玉虫のかけら

 実家の裏山を歩いていたら、ふと、足元の落ち葉がたくさん降り積もった地面のすきまに緑色に光るものがあって、もしやと思って拾い上げたら、やっぱり玉虫の体のかけらであった。ちょうど玉虫の肩の部分で、緑色に赤い筋が入っていて、金属的な光沢を放っている。裏返すと乾いた土がこびりついていたから、それほど新しいものではないのかもしれず、甲虫の固くてしっかりとした構造は、自然界においても時間の流れにかなり耐えうるものなのだろうと感心した。
 子供の頃、確か鞍馬山だったと思うけれど、母と歩いていたときに、完全な形の玉虫の死骸を拾った。その玉虫は家に持ち帰って、母が小箱に樟脳と一緒にしまい、今もあるはずである。

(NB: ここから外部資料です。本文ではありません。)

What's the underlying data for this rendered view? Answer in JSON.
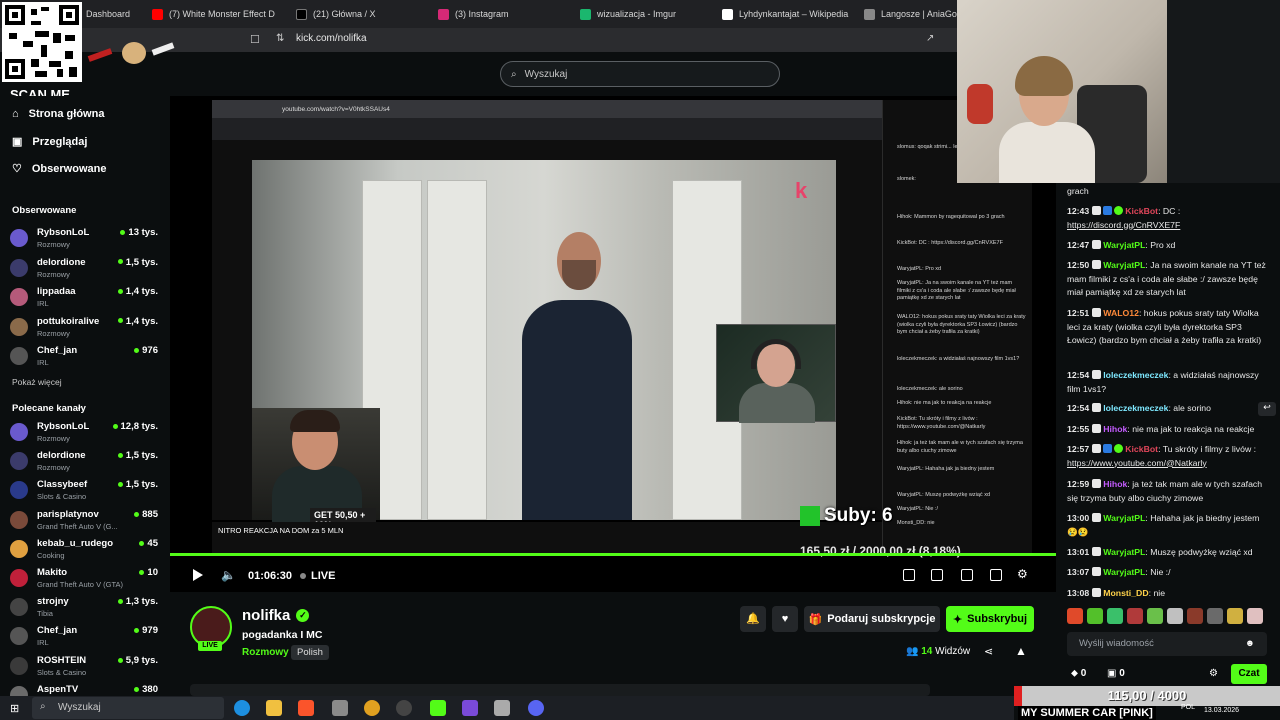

 玉虫といえば、少し前に、飛騨高山の工芸職人たちが玉虫厨子を複製したというニュースがあった。東南アジアから輸入した玉虫の羽を約4万2千枚使ったという。まさか死んだ虫の羽を拾い集めたとも思えないから、おそらく玉虫約2万1千匹が犠牲になったのだろうと思う。手塚治虫の「ブッダ」を読んだくらいで仏教の教義に詳しいわけでもないけれど、仏教では殺生を最大の罪として禁じているはずである。なのに、奉納された法隆寺の住職もにこにこして喜んでいて、そこのところは、どう都合をつけたのだろう。